Student würde wieder Postillon-Artikel liken – obwohl die Polizei deswegen gegen ihn ermittelt

Gut, dass es in Bayern strenger zugeht als im Rest der Republik, ist kein Geheimnis. Dass man mit seinem Joint nicht gerade die Münchner Leopoldstraße entlang spazieren sollte, dürfte wohl jedem klar sein. Doch anscheinend muss man sich gar nicht so weit aus dem Fenster lehnen. Manchmal reicht es der bayerischen Polizei schon, dass jemand einen offensichtlich satirisch gemeinten Artikel likt, um Ermittlungen einzuleiten. Genau das ist passiert. Weil ein Münchner Student auf Facebook einen Artikel des bekannten Satire-Magazins Postillon gelikt hat, auf dem auch Hitler zu sehen war, vermutete die Polizei eine rechte Straftat und leitete Ermittlungen gegen den 27-jährigen Johannes König ein.

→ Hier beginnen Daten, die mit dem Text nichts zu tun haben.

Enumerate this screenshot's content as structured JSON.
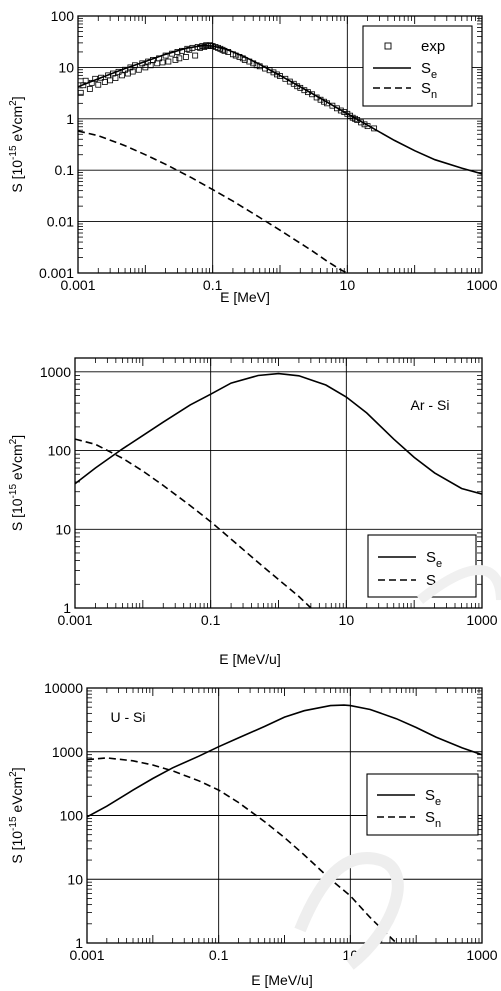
{
  "chart_data": [
    {
      "type": "line",
      "xlabel": "E [MeV]",
      "ylabel": "S [10^-15 eVcm^2]",
      "xscale": "log",
      "yscale": "log",
      "xlim": [
        0.001,
        1000
      ],
      "ylim": [
        0.001,
        100
      ],
      "x_ticks": [
        "0.001",
        "0.1",
        "10",
        "1000"
      ],
      "y_ticks": [
        "0.001",
        "0.01",
        "0.1",
        "1",
        "10",
        "100"
      ],
      "grid": true,
      "legend_position": "top-right",
      "annotation": "",
      "series": [
        {
          "name": "exp",
          "style": "open-square-markers",
          "points": [
            [
              0.0011,
              3.2
            ],
            [
              0.0012,
              4.5
            ],
            [
              0.0013,
              5.5
            ],
            [
              0.0015,
              3.8
            ],
            [
              0.0016,
              5.0
            ],
            [
              0.0018,
              6.0
            ],
            [
              0.002,
              4.6
            ],
            [
              0.0022,
              6.3
            ],
            [
              0.0025,
              5.2
            ],
            [
              0.0028,
              7.0
            ],
            [
              0.003,
              5.6
            ],
            [
              0.0033,
              7.6
            ],
            [
              0.0036,
              6.2
            ],
            [
              0.004,
              8.2
            ],
            [
              0.0045,
              7.0
            ],
            [
              0.005,
              9.0
            ],
            [
              0.0055,
              7.6
            ],
            [
              0.006,
              10.0
            ],
            [
              0.0065,
              8.3
            ],
            [
              0.007,
              11.0
            ],
            [
              0.008,
              9.0
            ],
            [
              0.009,
              12.0
            ],
            [
              0.01,
              10.0
            ],
            [
              0.011,
              13.0
            ],
            [
              0.012,
              11.0
            ],
            [
              0.013,
              14.0
            ],
            [
              0.015,
              12.0
            ],
            [
              0.016,
              15.0
            ],
            [
              0.018,
              12.5
            ],
            [
              0.02,
              17.0
            ],
            [
              0.022,
              13.0
            ],
            [
              0.025,
              18.5
            ],
            [
              0.028,
              14.0
            ],
            [
              0.03,
              20.0
            ],
            [
              0.032,
              15.0
            ],
            [
              0.035,
              21.0
            ],
            [
              0.04,
              16.0
            ],
            [
              0.042,
              23.0
            ],
            [
              0.045,
              22.0
            ],
            [
              0.05,
              24.0
            ],
            [
              0.055,
              17.0
            ],
            [
              0.06,
              25.0
            ],
            [
              0.065,
              24.0
            ],
            [
              0.07,
              26.0
            ],
            [
              0.075,
              25.0
            ],
            [
              0.08,
              27.0
            ],
            [
              0.085,
              26.0
            ],
            [
              0.09,
              27.0
            ],
            [
              0.095,
              26.0
            ],
            [
              0.1,
              26.0
            ],
            [
              0.11,
              25.0
            ],
            [
              0.12,
              24.0
            ],
            [
              0.13,
              23.0
            ],
            [
              0.14,
              22.0
            ],
            [
              0.15,
              21.0
            ],
            [
              0.17,
              20.0
            ],
            [
              0.2,
              18.0
            ],
            [
              0.22,
              17.0
            ],
            [
              0.25,
              16.0
            ],
            [
              0.28,
              15.0
            ],
            [
              0.3,
              14.0
            ],
            [
              0.35,
              13.0
            ],
            [
              0.4,
              12.0
            ],
            [
              0.45,
              11.0
            ],
            [
              0.5,
              10.5
            ],
            [
              0.6,
              9.5
            ],
            [
              0.7,
              8.8
            ],
            [
              0.8,
              8.0
            ],
            [
              0.9,
              7.3
            ],
            [
              1.0,
              6.8
            ],
            [
              1.2,
              6.0
            ],
            [
              1.4,
              5.3
            ],
            [
              1.6,
              4.8
            ],
            [
              1.8,
              4.3
            ],
            [
              2.0,
              4.0
            ],
            [
              2.3,
              3.6
            ],
            [
              2.6,
              3.3
            ],
            [
              3.0,
              3.0
            ],
            [
              3.5,
              2.6
            ],
            [
              4.0,
              2.35
            ],
            [
              4.5,
              2.15
            ],
            [
              5.0,
              2.0
            ],
            [
              6.0,
              1.8
            ],
            [
              7.0,
              1.6
            ],
            [
              8.0,
              1.45
            ],
            [
              9.0,
              1.35
            ],
            [
              10.0,
              1.25
            ],
            [
              11.0,
              1.15
            ],
            [
              12.0,
              1.05
            ],
            [
              13.0,
              1.0
            ],
            [
              14.0,
              0.95
            ],
            [
              16.0,
              0.85
            ],
            [
              18.0,
              0.78
            ],
            [
              20.0,
              0.72
            ],
            [
              25.0,
              0.65
            ]
          ]
        },
        {
          "name": "S_e",
          "style": "solid",
          "points": [
            [
              0.001,
              4.2
            ],
            [
              0.002,
              6.0
            ],
            [
              0.005,
              9.5
            ],
            [
              0.01,
              13.0
            ],
            [
              0.02,
              18.0
            ],
            [
              0.04,
              23.5
            ],
            [
              0.07,
              26.5
            ],
            [
              0.1,
              26.0
            ],
            [
              0.15,
              23.0
            ],
            [
              0.2,
              20.0
            ],
            [
              0.3,
              16.0
            ],
            [
              0.5,
              11.5
            ],
            [
              0.7,
              9.0
            ],
            [
              1.0,
              7.0
            ],
            [
              2.0,
              4.2
            ],
            [
              3.0,
              3.1
            ],
            [
              5.0,
              2.1
            ],
            [
              10.0,
              1.25
            ],
            [
              20.0,
              0.75
            ],
            [
              50.0,
              0.38
            ],
            [
              100.0,
              0.24
            ],
            [
              200.0,
              0.16
            ],
            [
              500.0,
              0.11
            ],
            [
              1000.0,
              0.085
            ]
          ]
        },
        {
          "name": "S_n",
          "style": "dashed",
          "points": [
            [
              0.001,
              0.58
            ],
            [
              0.002,
              0.47
            ],
            [
              0.005,
              0.3
            ],
            [
              0.01,
              0.2
            ],
            [
              0.02,
              0.13
            ],
            [
              0.05,
              0.07
            ],
            [
              0.1,
              0.042
            ],
            [
              0.2,
              0.025
            ],
            [
              0.5,
              0.012
            ],
            [
              1.0,
              0.0068
            ],
            [
              2.0,
              0.0038
            ],
            [
              3.0,
              0.0027
            ],
            [
              5.0,
              0.0017
            ],
            [
              8.0,
              0.00115
            ],
            [
              10.0,
              0.001
            ]
          ]
        }
      ]
    },
    {
      "type": "line",
      "xlabel": "E [MeV/u]",
      "ylabel": "S [10^-15 eVcm^2]",
      "xscale": "log",
      "yscale": "log",
      "xlim": [
        0.001,
        1000
      ],
      "ylim": [
        1,
        1500
      ],
      "x_ticks": [
        "0.001",
        "0.1",
        "10",
        "1000"
      ],
      "y_ticks": [
        "1",
        "10",
        "100",
        "1000"
      ],
      "grid": true,
      "legend_position": "bottom-right",
      "annotation": "Ar - Si",
      "series": [
        {
          "name": "S_e",
          "style": "solid",
          "points": [
            [
              0.001,
              38
            ],
            [
              0.002,
              60
            ],
            [
              0.005,
              105
            ],
            [
              0.01,
              155
            ],
            [
              0.02,
              230
            ],
            [
              0.05,
              380
            ],
            [
              0.1,
              520
            ],
            [
              0.2,
              720
            ],
            [
              0.5,
              900
            ],
            [
              1.0,
              950
            ],
            [
              2.0,
              890
            ],
            [
              5.0,
              680
            ],
            [
              10.0,
              480
            ],
            [
              20.0,
              300
            ],
            [
              50.0,
              140
            ],
            [
              100.0,
              82
            ],
            [
              200.0,
              52
            ],
            [
              500.0,
              33
            ],
            [
              1000.0,
              28
            ]
          ]
        },
        {
          "name": "S_n",
          "style": "dashed",
          "points": [
            [
              0.001,
              140
            ],
            [
              0.002,
              120
            ],
            [
              0.005,
              80
            ],
            [
              0.01,
              55
            ],
            [
              0.02,
              36
            ],
            [
              0.05,
              20
            ],
            [
              0.1,
              12.5
            ],
            [
              0.2,
              7.5
            ],
            [
              0.5,
              3.8
            ],
            [
              1.0,
              2.3
            ],
            [
              2.0,
              1.4
            ],
            [
              3.0,
              1.0
            ]
          ]
        }
      ]
    },
    {
      "type": "line",
      "xlabel": "E [MeV/u]",
      "ylabel": "S [10^-15 eVcm^2]",
      "xscale": "log",
      "yscale": "log",
      "xlim": [
        0.001,
        1000
      ],
      "ylim": [
        1,
        10000
      ],
      "x_ticks": [
        "0.001",
        "0.1",
        "10",
        "1000"
      ],
      "y_ticks": [
        "1",
        "10",
        "100",
        "1000",
        "10000"
      ],
      "grid": true,
      "legend_position": "middle-right",
      "annotation": "U - Si",
      "series": [
        {
          "name": "S_e",
          "style": "solid",
          "points": [
            [
              0.001,
              95
            ],
            [
              0.002,
              140
            ],
            [
              0.005,
              250
            ],
            [
              0.01,
              380
            ],
            [
              0.02,
              560
            ],
            [
              0.05,
              850
            ],
            [
              0.1,
              1200
            ],
            [
              0.2,
              1650
            ],
            [
              0.5,
              2500
            ],
            [
              1.0,
              3500
            ],
            [
              2.0,
              4400
            ],
            [
              5.0,
              5300
            ],
            [
              8.0,
              5400
            ],
            [
              10.0,
              5300
            ],
            [
              20.0,
              4600
            ],
            [
              50.0,
              3300
            ],
            [
              100.0,
              2400
            ],
            [
              200.0,
              1700
            ],
            [
              500.0,
              1150
            ],
            [
              1000.0,
              900
            ]
          ]
        },
        {
          "name": "S_n",
          "style": "dashed",
          "points": [
            [
              0.001,
              750
            ],
            [
              0.002,
              800
            ],
            [
              0.005,
              720
            ],
            [
              0.01,
              620
            ],
            [
              0.02,
              500
            ],
            [
              0.05,
              350
            ],
            [
              0.1,
              250
            ],
            [
              0.2,
              160
            ],
            [
              0.5,
              80
            ],
            [
              1.0,
              45
            ],
            [
              2.0,
              24
            ],
            [
              5.0,
              10
            ],
            [
              10.0,
              5.5
            ],
            [
              20.0,
              2.5
            ],
            [
              50.0,
              1.0
            ]
          ]
        }
      ]
    }
  ]
}
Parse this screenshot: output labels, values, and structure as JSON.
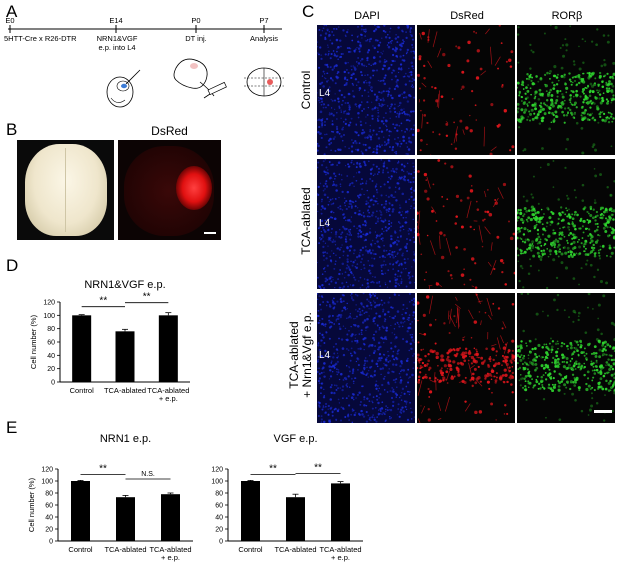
{
  "panels": {
    "A": {
      "label": "A",
      "timeline": [
        {
          "stage": "E0",
          "desc": "5HTT-Cre x R26-DTR"
        },
        {
          "stage": "E14",
          "desc": "NRN1&VGF e.p. into L4"
        },
        {
          "stage": "P0",
          "desc": "DT inj."
        },
        {
          "stage": "P7",
          "desc": "Analysis"
        }
      ]
    },
    "B": {
      "label": "B",
      "dsred_title": "DsRed"
    },
    "C": {
      "label": "C",
      "columns": [
        "DAPI",
        "DsRed",
        "RORβ"
      ],
      "rows": [
        "Control",
        "TCA-ablated",
        "TCA-ablated\n+ Nrn1&Vgf e.p."
      ],
      "layer_label": "L4"
    },
    "D": {
      "label": "D"
    },
    "E": {
      "label": "E"
    }
  },
  "colors": {
    "dapi": "#1a2bd6",
    "dsred": "#e0161c",
    "ror": "#2fd62f",
    "bar": "#000000"
  },
  "chart_data": [
    {
      "type": "bar",
      "title": "NRN1&VGF e.p.",
      "ylabel": "Cell number (%)",
      "categories": [
        "Control",
        "TCA-ablated",
        "TCA-ablated\n+ e.p."
      ],
      "values": [
        100,
        76,
        100
      ],
      "errors": [
        1,
        3,
        4
      ],
      "ylim": [
        0,
        120
      ],
      "yticks": [
        0,
        20,
        40,
        60,
        80,
        100,
        120
      ],
      "significance": [
        {
          "from": 0,
          "to": 1,
          "label": "**"
        },
        {
          "from": 1,
          "to": 2,
          "label": "**"
        }
      ]
    },
    {
      "type": "bar",
      "title": "NRN1 e.p.",
      "ylabel": "Cell number (%)",
      "categories": [
        "Control",
        "TCA-ablated",
        "TCA-ablated\n+ e.p."
      ],
      "values": [
        100,
        73,
        78
      ],
      "errors": [
        1,
        3,
        2
      ],
      "ylim": [
        0,
        120
      ],
      "yticks": [
        0,
        20,
        40,
        60,
        80,
        100,
        120
      ],
      "significance": [
        {
          "from": 0,
          "to": 1,
          "label": "**"
        },
        {
          "from": 1,
          "to": 2,
          "label": "N.S."
        }
      ]
    },
    {
      "type": "bar",
      "title": "VGF e.p.",
      "ylabel": "",
      "categories": [
        "Control",
        "TCA-ablated",
        "TCA-ablated\n+ e.p."
      ],
      "values": [
        100,
        73,
        96
      ],
      "errors": [
        1,
        5,
        3
      ],
      "ylim": [
        0,
        120
      ],
      "yticks": [
        0,
        20,
        40,
        60,
        80,
        100,
        120
      ],
      "significance": [
        {
          "from": 0,
          "to": 1,
          "label": "**"
        },
        {
          "from": 1,
          "to": 2,
          "label": "**"
        }
      ]
    }
  ]
}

Die Schlagzeile über dem besagten Artikel hieß “Björn Höcke dreht Hitler-Foto auf seinem Nachttisch um”, darunter ein entsprechendes Bild, auf dem außer Höcke auch ein gerahmtes Foto von Hitler zu sehen ist. Johannes König saß vor seinem PC, kicherte vermutlich ein bisschen, schickte den witzigen Artikel vielleicht noch an ein paar Freunde, gab dem Post einen Like – und lag wenig später als Verhandlungssache dem Kommissariat 44 des Münchner Polizeipräsidiums vor. Das kümmert sich um mutmaßlich rechte Straftaten. Wie absurd das ist, wird noch klarer, wenn man den Fall näher betrachtet.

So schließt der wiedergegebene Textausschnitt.